From the THE CITIZEN-ADVERTISER, WEDNESDAY, 10/16/1963
Volunteers Fighting Blazes Share Goal, Differ in Reasons
They come from NY City, Albany, Syracuse, from Fort Edward, Clemons, Hadley and nearby farms – the hundreds of men and boys who, off and on, for more than a week have battled the flames eating into New York’s vast and valuable forestlands.
These smoke-begrimed, oftentimes thirsty volunteers are engaged in a near ceaseless effort to contain the fires cropping up in tinder-dry-woods. Today about 75 fires were reported burning in woodlands across the state. Showers were forecast for some areas but the Weather Bureau held out little prospect of a good soaking rain.
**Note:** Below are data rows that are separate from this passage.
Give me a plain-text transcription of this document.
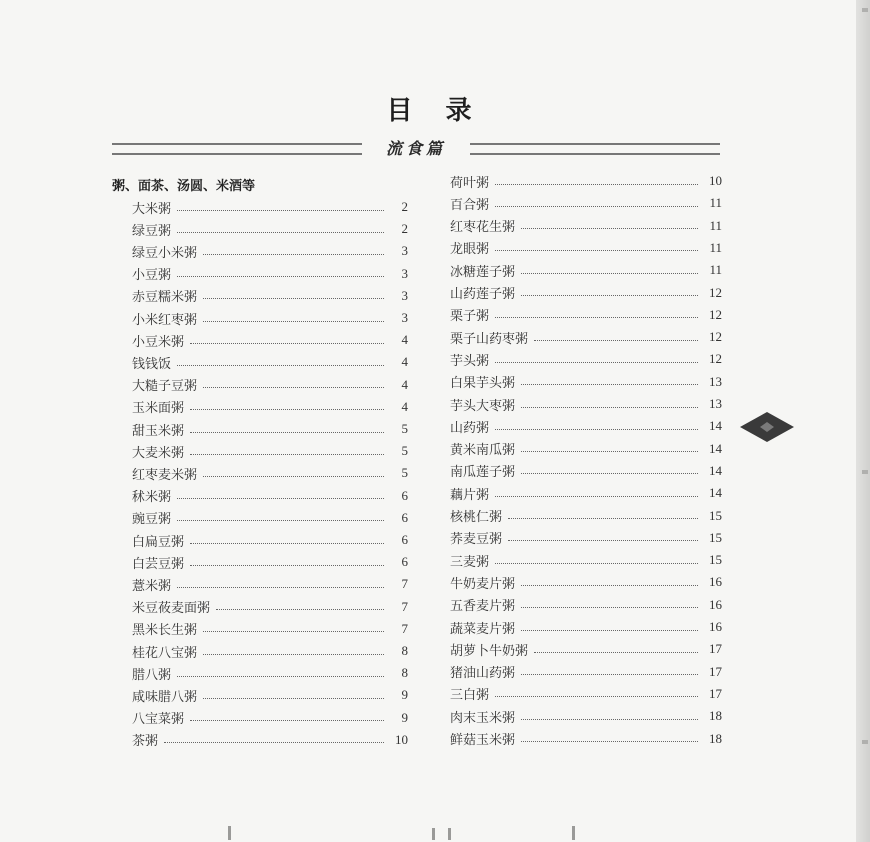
目 录
流食篇
粥、面茶、汤圆、米酒等
大米粥	2
绿豆粥	2
绿豆小米粥	3
小豆粥	3
赤豆糯米粥	3
小米红枣粥	3
小豆米粥	4
钱钱饭	4
大糙子豆粥	4
玉米面粥	4
甜玉米粥	5
大麦米粥	5
红枣麦米粥	5
秫米粥	6
豌豆粥	6
白扁豆粥	6
白芸豆粥	6
薏米粥	7
米豆莜麦面粥	7
黑米长生粥	7
桂花八宝粥	8
腊八粥	8
咸味腊八粥	9
八宝菜粥	9
茶粥	10
荷叶粥	10
百合粥	11
红枣花生粥	11
龙眼粥	11
冰糖莲子粥	11
山药莲子粥	12
栗子粥	12
栗子山药枣粥	12
芋头粥	12
白果芋头粥	13
芋头大枣粥	13
山药粥	14
黄米南瓜粥	14
南瓜莲子粥	14
藕片粥	14
核桃仁粥	15
荞麦豆粥	15
三麦粥	15
牛奶麦片粥	16
五香麦片粥	16
蔬菜麦片粥	16
胡萝卜牛奶粥	17
猪油山药粥	17
三白粥	17
肉末玉米粥	18
鲜菇玉米粥	18
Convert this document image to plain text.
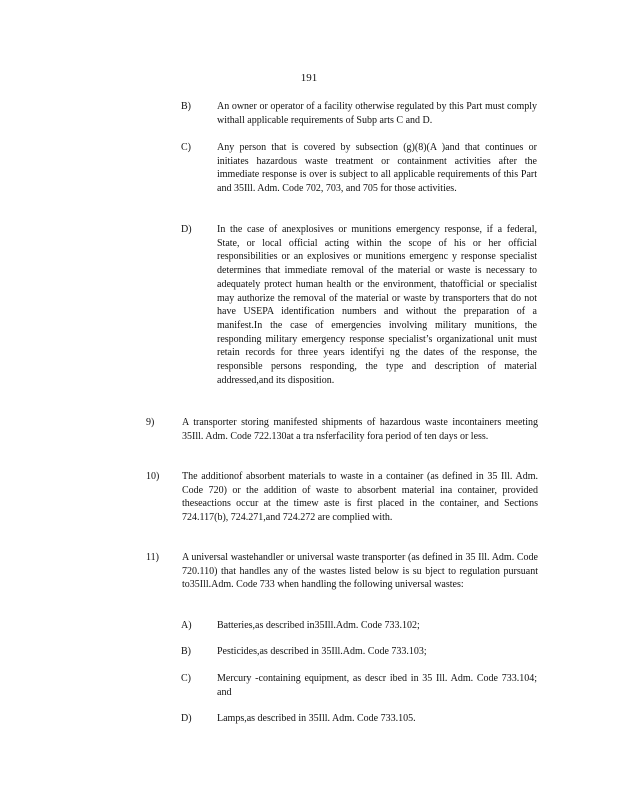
191
B)	An owner or operator of a facility otherwise regulated by this Part must comply withall applicable requirements of Subp arts C and D.
C)	Any person that is covered by subsection (g)(8)(A )and that continues or initiates hazardous waste treatment or containment activities after the immediate response is over is subject to all applicable requirements of this Part and 35Ill. Adm. Code 702, 703, and 705 for those activities.
D)	In the case of anexplosives or munitions emergency response, if a federal, State, or local official acting within the scope of his or her official responsibilities or an explosives or munitions emergenc y response specialist determines that immediate removal of the material or waste is necessary to adequately protect human health or the environment, thatofficial or specialist may authorize the removal of the material or waste by transporters that do not have USEPA identification numbers and without the preparation of a manifest.In the case of emergencies involving military munitions, the responding military emergency response specialist’s organizational unit must retain records for three years identifyi ng the dates of the response, the responsible persons responding, the type and description of material addressed,and its disposition.
9)	A transporter storing manifested shipments of hazardous waste incontainers meeting 35Ill. Adm. Code 722.130at a tra nsferfacility fora period of ten days or less.
10) The additionof absorbent materials to waste in a container (as defined in 35 Ill. Adm. Code 720) or the addition of waste to absorbent material ina container, provided theseactions occur at the timew aste is first placed in the container, and Sections 724.117(b), 724.271,and 724.272 are complied with.
11) A universal wastehandler or universal waste transporter (as defined in 35 Ill. Adm. Code 720.110) that handles any of the wastes listed below is su bject to regulation pursuant to35Ill.Adm. Code 733 when handling the following universal wastes:
A)	Batteries,as described in35Ill.Adm. Code 733.102;
B)	Pesticides,as described in 35Ill.Adm. Code 733.103;
C)	Mercury -containing equipment, as descr ibed in 35 Ill. Adm. Code 733.104; and
D)	Lamps,as described in 35Ill. Adm. Code 733.105.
Some of the firefighters, including a group of sixteen-aged boys, who had to hike for about 30 miles with scarcely a ride, slept on bare ground without blankets. When the six could stand it no longer in the 30-degree temperature in the Adirondacks, they walked a mile to a house, where they were taken in.
Who comes to fight fires and why? Well, a professor in Albany telephoned the Conservation Department Office, near here, to ask directions to fire-fighting headquarters at the foot of Spruce Mountain. 25 miles northeast of here, betweens Lakes George and Champlain. A Conservation Department supervisor. Robert E. Richards asked why he wanted to come. The professor replied that he loved the Adirondacks.
Some come for the excitement, others to save property. It’s hard work and there is plenty of confusion, with so many strangers.
One group, armed to fight a fire, missed it and walked right by to the next hamlet Huletts Landing. The volunteers are paid 75 cents an hour. They generally work a 12-hour shift. Some leave after one stint.
Others want to stay on. Since the state has no shelter for them, they must go elsewhere or sleep on the ground. Most have transportation of their own. Any volunteer who checks the Conservation Department in advance is advised to wear heavy clothes and boots. At one point, Richards said, about 400 men fought flames on Spruce Mountain and at nearby Lapland Pond. The force had dwindled by today to the neighborhood of 100. This was the mop-up operation. The fires were believed to be contained. But said one veteran as he watched a youngster chopping away at the burning underground roots of an aged balsam: “That underground fire won’t go out until January.”